Als die ganze Schweinerei rund zwanzig Minuten später beseitigt war, bekam ich eine Infusion wegen des erheblichen Flüssigkeitsverlustes und schlief bald ein. Jegliche Übelkeit war verschwunden. Gegen vier Uhr drehte ich mich dann von der einen Seite auf die andere (auf dem Rücken kann ich nur sehr schlecht schlafen) und fühlte dabei, dass mein Po nass war. Ein unangenehmer Gestank kam unter der Bettdecke hervor. Sollte ich etwa – hatte ich womöglich – ach du liebe Güte! So ungern ich auch die Pflegekräfte mittels Alarmknopf holte, in diesem Fall hielt ich es für angebracht, nicht selbst das Unheil noch zu vergrößern, sondern Hilfe in Anspruch zu nehmen. Um es kurz zu machen: Ich hatte ins Bett gemacht, allerdings war es sehr dünne Flüssigkeit und die Nachtschwester versicherte mir, dass ich das im Schlaf ganz einfach nicht merken hätte können, dass ich Patient und im Krankenhaus sei, eine schwere Operation hinter mir hätte und dass ich mich für nichts schämen müsse.

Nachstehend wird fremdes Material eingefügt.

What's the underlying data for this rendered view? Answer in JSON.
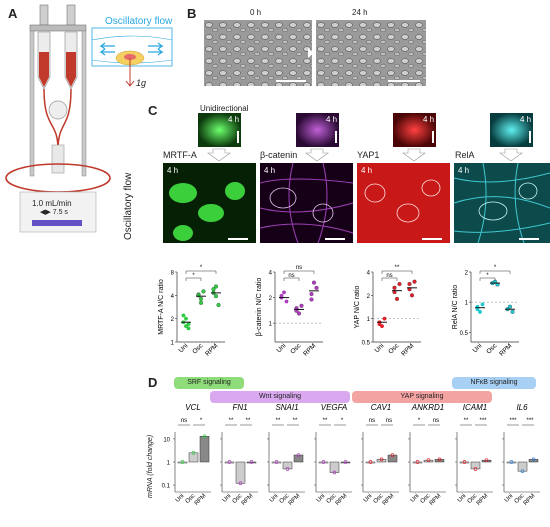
{
  "panels": {
    "A": "A",
    "B": "B",
    "C": "C",
    "D": "D"
  },
  "panelA": {
    "flow_title": "Oscillatory flow",
    "gravity": "1g",
    "flow_rate": "1.0 mL/min",
    "period": "7.5 s",
    "colors": {
      "flow": "#29a8e0",
      "cell": "#f5d060",
      "fluid": "#c0392b"
    }
  },
  "panelB": {
    "time_labels": [
      "0 h",
      "24 h"
    ]
  },
  "panelC": {
    "unidirectional_label": "Unidirectional",
    "oscillatory_label": "Oscillatory flow",
    "time_label": "4 h",
    "markers": [
      {
        "name": "MRTF-A",
        "color": "#2ecc40"
      },
      {
        "name": "β-catenin",
        "color": "#b03ac0"
      },
      {
        "name": "YAP1",
        "color": "#e0202a"
      },
      {
        "name": "RelA",
        "color": "#20c8d0"
      }
    ],
    "chart_ylabels": [
      "MRTF-A N/C ratio",
      "β-catenin N/C ratio",
      "YAP N/C ratio",
      "RelA N/C ratio"
    ],
    "groups": [
      "Uni",
      "Osc",
      "RPM"
    ],
    "sig_marks": [
      "*",
      "*",
      "ns",
      "ns",
      "**",
      "ns",
      "*",
      "*"
    ]
  },
  "panelD": {
    "signaling": [
      {
        "label": "SRF signaling",
        "color": "#8fdc7a"
      },
      {
        "label": "Wnt signaling",
        "color": "#d9a8ee"
      },
      {
        "label": "YAP signaling",
        "color": "#f4a3a3"
      },
      {
        "label": "NFκB signaling",
        "color": "#a8d0f4"
      }
    ],
    "genes": [
      "VCL",
      "FN1",
      "SNAI1",
      "VEGFA",
      "CAV1",
      "ANKRD1",
      "ICAM1",
      "IL6"
    ],
    "ylabel": "mRNA (fold change)",
    "yticks": [
      "10",
      "1",
      "0.1"
    ],
    "groups": [
      "Uni",
      "Osc",
      "RPM"
    ],
    "sig": [
      [
        "ns",
        "*"
      ],
      [
        "**",
        "**"
      ],
      [
        "**",
        "**"
      ],
      [
        "**",
        "*"
      ],
      [
        "ns",
        "ns"
      ],
      [
        "*",
        "ns"
      ],
      [
        "**",
        "***"
      ],
      [
        "***",
        "***"
      ]
    ]
  },
  "chart_data": [
    {
      "type": "scatter",
      "ylabel": "MRTF-A N/C ratio",
      "categories": [
        "Uni",
        "Osc",
        "RPM"
      ],
      "yticks": [
        1,
        2,
        4,
        8
      ],
      "ylim": [
        1,
        8
      ],
      "log_y": true,
      "series": [
        {
          "values": [
            [
              1.8,
              1.6,
              1.5,
              2.2,
              2.0,
              1.7
            ],
            [
              4.1,
              3.2,
              4.5,
              4.0,
              3.6
            ],
            [
              4.3,
              5.2,
              3.0,
              4.8,
              3.9
            ]
          ]
        }
      ],
      "means": [
        1.8,
        3.9,
        4.3
      ]
    },
    {
      "type": "scatter",
      "ylabel": "β-catenin N/C ratio",
      "categories": [
        "Uni",
        "Osc",
        "RPM"
      ],
      "yticks": [
        1,
        2,
        4
      ],
      "ylim": [
        0.6,
        4
      ],
      "log_y": true,
      "series": [
        {
          "values": [
            [
              2.0,
              2.3,
              1.8,
              2.1
            ],
            [
              1.5,
              1.3,
              1.6,
              1.4
            ],
            [
              2.2,
              3.0,
              2.6,
              1.9
            ]
          ]
        }
      ],
      "means": [
        2.0,
        1.45,
        2.4
      ]
    },
    {
      "type": "scatter",
      "ylabel": "YAP N/C ratio",
      "categories": [
        "Uni",
        "Osc",
        "RPM"
      ],
      "yticks": [
        0.5,
        1,
        2,
        4
      ],
      "ylim": [
        0.5,
        4
      ],
      "log_y": true,
      "series": [
        {
          "values": [
            [
              0.9,
              0.8,
              1.0,
              0.85
            ],
            [
              2.2,
              1.8,
              2.8,
              2.5
            ],
            [
              2.8,
              2.0,
              3.0,
              2.4
            ]
          ]
        }
      ],
      "means": [
        0.9,
        2.3,
        2.5
      ]
    },
    {
      "type": "scatter",
      "ylabel": "RelA N/C ratio",
      "categories": [
        "Uni",
        "Osc",
        "RPM"
      ],
      "yticks": [
        0.5,
        1,
        2
      ],
      "ylim": [
        0.4,
        2
      ],
      "log_y": true,
      "series": [
        {
          "values": [
            [
              0.9,
              0.8,
              0.95,
              0.85
            ],
            [
              1.55,
              1.6,
              1.5
            ],
            [
              0.85,
              0.9,
              0.8
            ]
          ]
        }
      ],
      "means": [
        0.88,
        1.55,
        0.85
      ]
    },
    {
      "type": "bar",
      "ylabel": "mRNA (fold change)",
      "log_y": true,
      "ylim": [
        0.05,
        20
      ],
      "categories": [
        "Uni",
        "Osc",
        "RPM"
      ],
      "series": [
        {
          "name": "VCL",
          "values": [
            1,
            2.5,
            13
          ]
        },
        {
          "name": "FN1",
          "values": [
            1,
            0.12,
            1
          ]
        },
        {
          "name": "SNAI1",
          "values": [
            1,
            0.5,
            2
          ]
        },
        {
          "name": "VEGFA",
          "values": [
            1,
            0.35,
            1
          ]
        },
        {
          "name": "CAV1",
          "values": [
            1,
            1.3,
            2
          ]
        },
        {
          "name": "ANKRD1",
          "values": [
            1,
            1.2,
            1.3
          ]
        },
        {
          "name": "ICAM1",
          "values": [
            1,
            0.5,
            1.2
          ]
        },
        {
          "name": "IL6",
          "values": [
            1,
            0.4,
            1.3
          ]
        }
      ]
    }
  ]
}
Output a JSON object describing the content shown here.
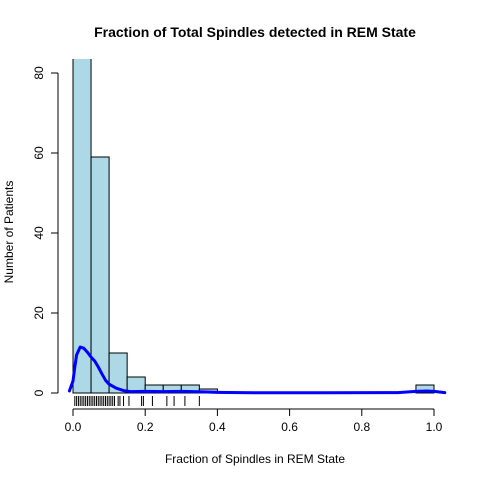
{
  "chart_data": {
    "type": "bar",
    "title": "Fraction of Total Spindles detected in REM State",
    "xlabel": "Fraction of Spindles in REM State",
    "ylabel": "Number of Patients",
    "bin_width": 0.05,
    "bins": [
      {
        "start": 0.0,
        "end": 0.05,
        "count": 90
      },
      {
        "start": 0.05,
        "end": 0.1,
        "count": 59
      },
      {
        "start": 0.1,
        "end": 0.15,
        "count": 10
      },
      {
        "start": 0.15,
        "end": 0.2,
        "count": 4
      },
      {
        "start": 0.2,
        "end": 0.25,
        "count": 2
      },
      {
        "start": 0.25,
        "end": 0.3,
        "count": 2
      },
      {
        "start": 0.3,
        "end": 0.35,
        "count": 2
      },
      {
        "start": 0.35,
        "end": 0.4,
        "count": 1
      },
      {
        "start": 0.95,
        "end": 1.0,
        "count": 2
      }
    ],
    "xlim": [
      0,
      1.0
    ],
    "ylim": [
      0,
      80
    ],
    "xticks": [
      "0.0",
      "0.2",
      "0.4",
      "0.6",
      "0.8",
      "1.0"
    ],
    "yticks": [
      "0",
      "20",
      "40",
      "60",
      "80"
    ],
    "density_curve": {
      "color": "#0000ff",
      "x": [
        -0.01,
        0.0,
        0.005,
        0.01,
        0.02,
        0.03,
        0.04,
        0.05,
        0.06,
        0.07,
        0.08,
        0.09,
        0.1,
        0.12,
        0.14,
        0.16,
        0.2,
        0.25,
        0.3,
        0.35,
        0.4,
        0.5,
        0.7,
        0.9,
        0.95,
        0.98,
        1.0,
        1.03
      ],
      "y": [
        0.5,
        3.0,
        6.5,
        9.5,
        11.5,
        11.2,
        10.2,
        9.0,
        8.0,
        6.5,
        4.8,
        3.2,
        2.2,
        1.2,
        0.6,
        0.35,
        0.4,
        0.35,
        0.4,
        0.3,
        0.15,
        0.05,
        0.05,
        0.1,
        0.4,
        0.5,
        0.4,
        0.1
      ]
    },
    "rug": [
      0.005,
      0.01,
      0.015,
      0.02,
      0.025,
      0.03,
      0.035,
      0.04,
      0.045,
      0.05,
      0.055,
      0.06,
      0.065,
      0.07,
      0.075,
      0.08,
      0.085,
      0.09,
      0.095,
      0.1,
      0.105,
      0.11,
      0.115,
      0.125,
      0.13,
      0.14,
      0.155,
      0.19,
      0.195,
      0.22,
      0.26,
      0.28,
      0.31,
      0.35
    ],
    "bar_color": "#add8e6",
    "grid": false,
    "legend": "none"
  }
}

Als ich gesäubert wieder in meinem Bett lag und auf den Schlaf wartete, fiel mir auf, für wie selbstverständlich ich es immer gehalten hatte, Ausscheidungsvorgänge, Körperhygiene und überhaupt die täglichen Dinge wie Duschen, Hände waschen, Pinkeln gehen, selbst und diskret zu erledigen, ohne überhaupt darüber nachzudenken. Und nun, auf einmal auf Hilfe sogar beim Abwischen nach dem Stuhlgang angewiesen, konnte ich es mir nicht leisten, irgend etwas zu peinlich zu finden. Nun konnte ich mich nicht dagegen wehren, dass mein Körper keine Rücksicht auf meine Hemmschwellen nahm. Natürlich versicherten mir die Pflegekräfte, dass sie mit allen menschlichen Befindlichkeiten und Ausscheidungen umzugehen gelernt hatten, dass ich mich nicht schämen müsse und wirklich in meinem Zustand nichts dagegen tun konnte. Aber wesentlich leichter fiel es mir trotzdem nicht, mich damit abzufinden.

Für die nächsten Nächte und während der Schlafphasen der Tage zumindest trage ich nun ein vermutlich absolut sexy wirkendes Höschen mit Einlage, damit im Fall des Falles nicht das ganze Bett frisch bezogen werden muss.

Nach solchen Nächten kommen dann Tage, die sowieso ja andere Anstrengungen und Unbill mit sich bringen … zusätzlich die Tatsache, dass wenig Schlaf möglich war … da schreibt man dann nichts mehr auf.